Colour transforms are implemented as a set of functions on top of this. libvips has D65 XYZ, represented as a 3-band float image, as its core colourspace:
There's no such thing as a LAB image (for example). Instead, operations like im_XYZ2Lab() assume you know what you are doing and that the array of values you pass in does indeed represent a D65 XYZ image. Operations set a hint field on their output (called "interpretation" -- it'd be set to LAB by im_XYZ2Lab(), for example) that higher-level libraries can use to help display an image to the user sensibly.
The colour-related operations libvips provides are:
- conversion between XYZ, Lab, LCh, Yxy and CMC
- a few colour difference metrics: CIELAB 76, CIELAB 2000, CMC
- D65 / D50 conversion, based on Bradford
- conversion to and from device space and D65 XYZ with lcms and an ICC profile
- a fast path to sRGB from XYZ for GUIs
The file load/save operations (like tiffload, jpegsave etc.) don't do anything with colour.
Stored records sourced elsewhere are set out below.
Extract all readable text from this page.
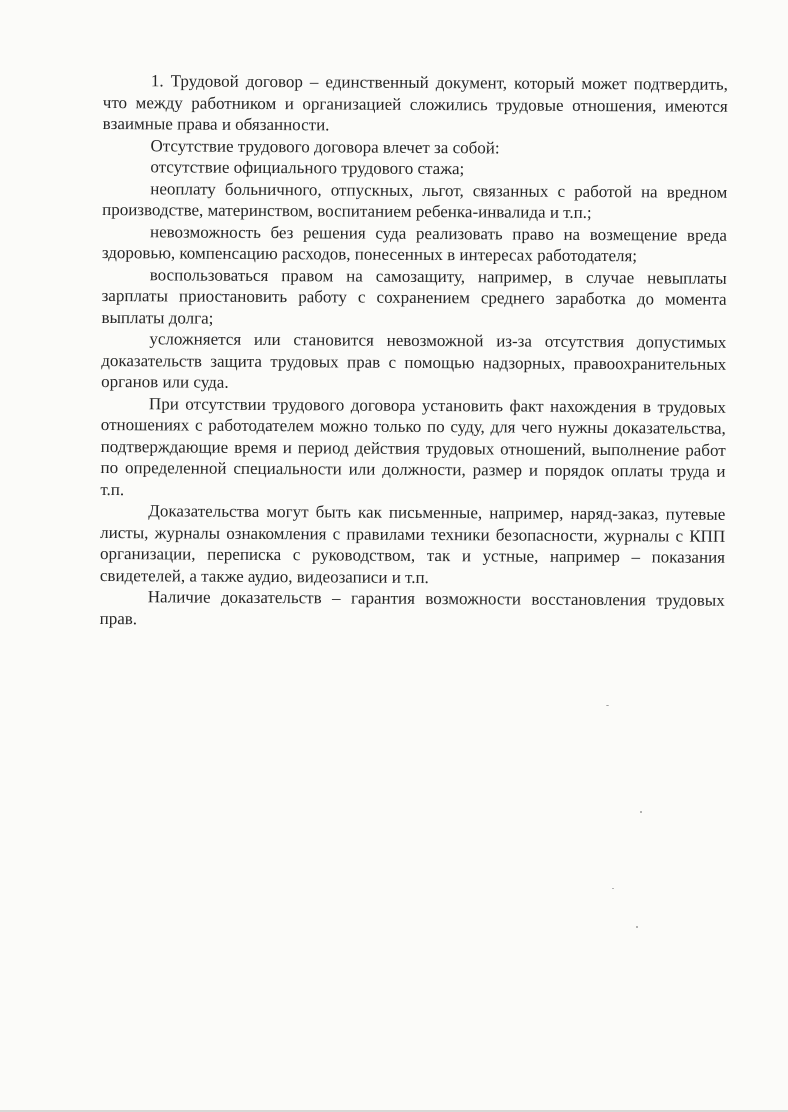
1. Трудовой договор – единственный документ, который может подтвердить, что между работником и организацией сложились трудовые отношения, имеются взаимные права и обязанности.

Отсутствие трудового договора влечет за собой:

отсутствие официального трудового стажа;

неоплату больничного, отпускных, льгот, связанных с работой на вредном производстве, материнством, воспитанием ребенка-инвалида и т.п.;

невозможность без решения суда реализовать право на возмещение вреда здоровью, компенсацию расходов, понесенных в интересах работодателя;

воспользоваться правом на самозащиту, например, в случае невыплаты зарплаты приостановить работу с сохранением среднего заработка до момента выплаты долга;

усложняется или становится невозможной из-за отсутствия допустимых доказательств защита трудовых прав с помощью надзорных, правоохранительных органов или суда.

При отсутствии трудового договора установить факт нахождения в трудовых отношениях с работодателем можно только по суду, для чего нужны доказательства, подтверждающие время и период действия трудовых отношений, выполнение работ по определенной специальности или должности, размер и порядок оплаты труда и т.п.

Доказательства могут быть как письменные, например, наряд-заказ, путевые листы, журналы ознакомления с правилами техники безопасности, журналы с КПП организации, переписка с руководством, так и устные, например – показания свидетелей, а также аудио, видеозаписи и т.п.

Наличие доказательств – гарантия возможности восстановления трудовых прав.
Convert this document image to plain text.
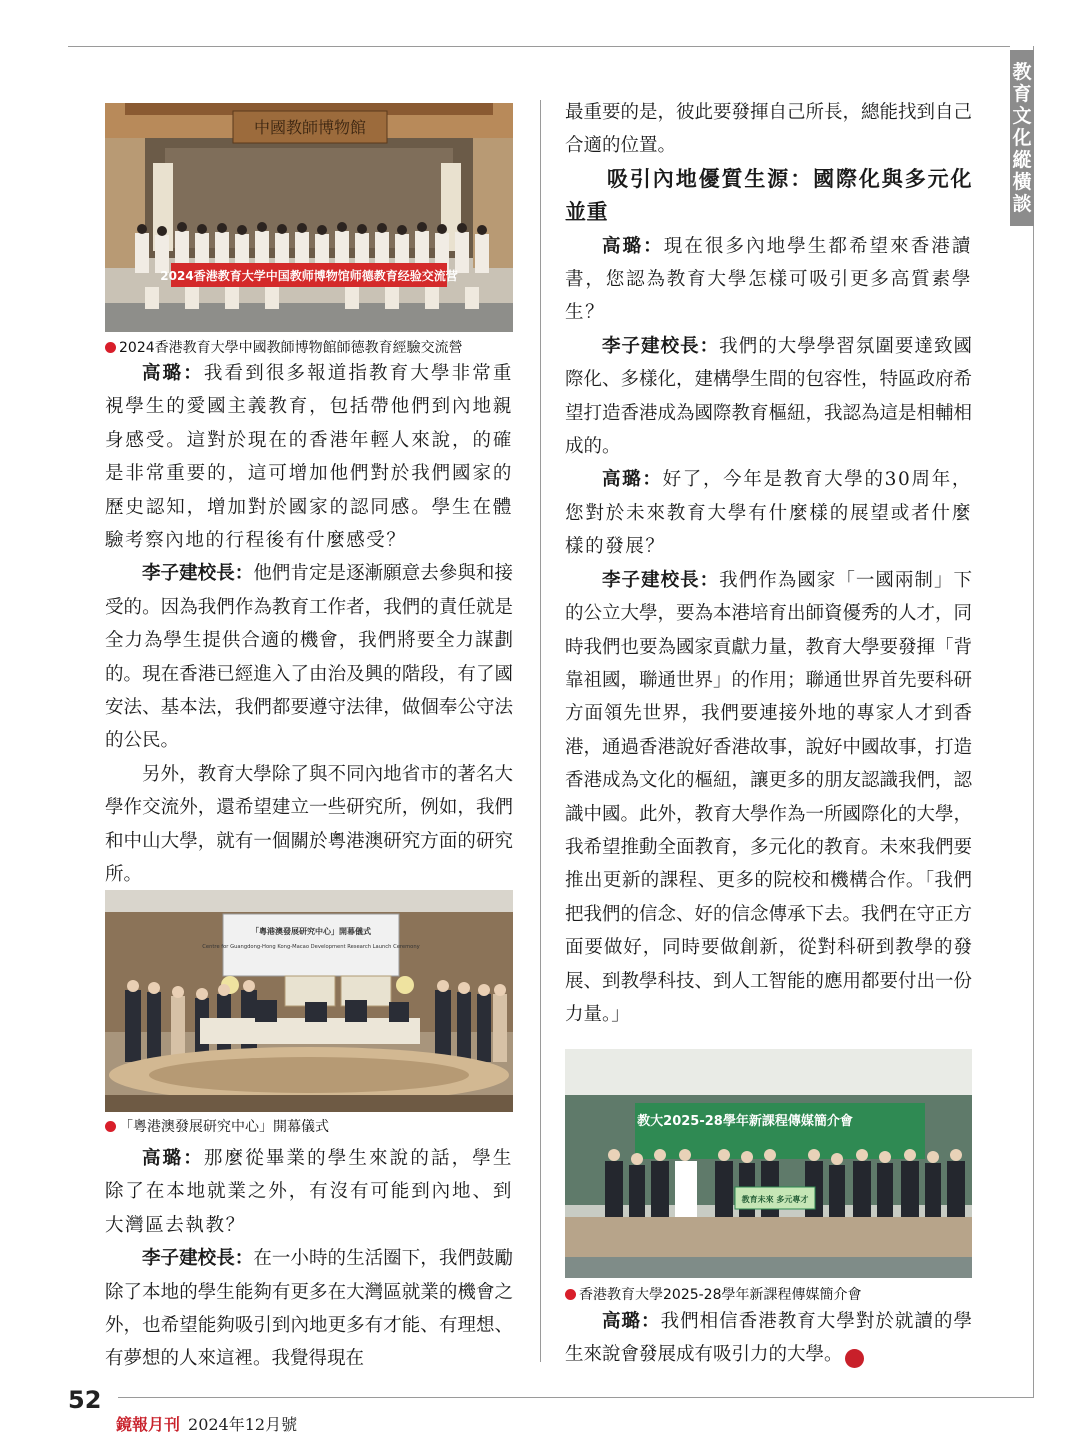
教
育
文
化
縱
橫
談
中國教師博物館
2024香港教育大学中国教师博物馆师德教育经验交流营
2024香港教育大學中國教師博物館師德教育經驗交流營
「粵港澳發展研究中心」開幕儀式
Centre for Guangdong-Hong Kong-Macao Development Research Launch Ceremony
「粵港澳發展研究中心」開幕儀式	教大2025-28學年新課程傳媒簡介會
教育未來 多元專才
香港教育大學2025-28學年新課程傳媒簡介會

高璐：我看到很多報道指教育大學非常重視學生的愛國主義教育，包括帶他們到內地親身感受。這對於現在的香港年輕人來說，的確是非常重要的，這可增加他們對於我們國家的歷史認知，增加對於國家的認同感。學生在體驗考察內地的行程後有什麼感受？

李子建校長：他們肯定是逐漸願意去參與和接受的。因為我們作為教育工作者，我們的責任就是全力為學生提供合適的機會，我們將要全力謀劃的。現在香港已經進入了由治及興的階段，有了國安法、基本法，我們都要遵守法律，做個奉公守法的公民。

另外，教育大學除了與不同內地省市的著名大學作交流外，還希望建立一些研究所，例如，我們和中山大學，就有一個關於粵港澳研究方面的研究所。

高璐：那麼從畢業的學生來說的話，學生除了在本地就業之外，有沒有可能到內地、到大灣區去執教？

李子建校長：在一小時的生活圈下，我們鼓勵除了本地的學生能夠有更多在大灣區就業的機會之外，也希望能夠吸引到內地更多有才能、有理想、有夢想的人來這裡。我覺得現在

最重要的是，彼此要發揮自己所長，總能找到自己合適的位置。

吸引內地優質生源：國際化與多元化並重

高璐：現在很多內地學生都希望來香港讀書，您認為教育大學怎樣可吸引更多高質素學生？

李子建校長：我們的大學學習氛圍要達致國際化、多樣化，建構學生間的包容性，特區政府希望打造香港成為國際教育樞紐，我認為這是相輔相成的。

高璐：好了，今年是教育大學的30周年，您對於未來教育大學有什麼樣的展望或者什麼樣的發展？

李子建校長：我們作為國家「一國兩制」下的公立大學，要為本港培育出師資優秀的人才，同時我們也要為國家貢獻力量，教育大學要發揮「背靠祖國，聯通世界」的作用；聯通世界首先要科研方面領先世界，我們要連接外地的專家人才到香港，通過香港說好香港故事，說好中國故事，打造香港成為文化的樞紐，讓更多的朋友認識我們，認識中國。此外，教育大學作為一所國際化的大學，我希望推動全面教育，多元化的教育。未來我們要推出更新的課程、更多的院校和機構合作。「我們把我們的信念、好的信念傳承下去。我們在守正方面要做好，同時要做創新，從對科研到教學的發展、到教學科技、到人工智能的應用都要付出一份力量。」

高璐：我們相信香港教育大學對於就讀的學生來說會發展成有吸引力的大學。	鏡

52
鏡報月刊 2024年12月號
On load they attach any ICC profiles they see to the vips image as metadata and on save they write any attached profile to the file. They aim to give you something very close to what's actually stored in the file and leave colour processing for you to arrange.
What's good about the way libvips handles colour? It's simple, fast and predictable. There's no magic and it won't do strange things behind your back. Because there's no colour knowledge embedded in images it's also very easy to extend.
The downsides are: it takes some level of knowledge to drive it, there's not much support for other colour temperatures (better D50 support would be useful for printing), and like all of libvips there's no support for alpha.
nip2 tries to provide a slightly higher-level way of working with colour. It has simple menus which flip between colour spaces and temperatures, buttons for calculating distance maps, and fairly automatic import and export features.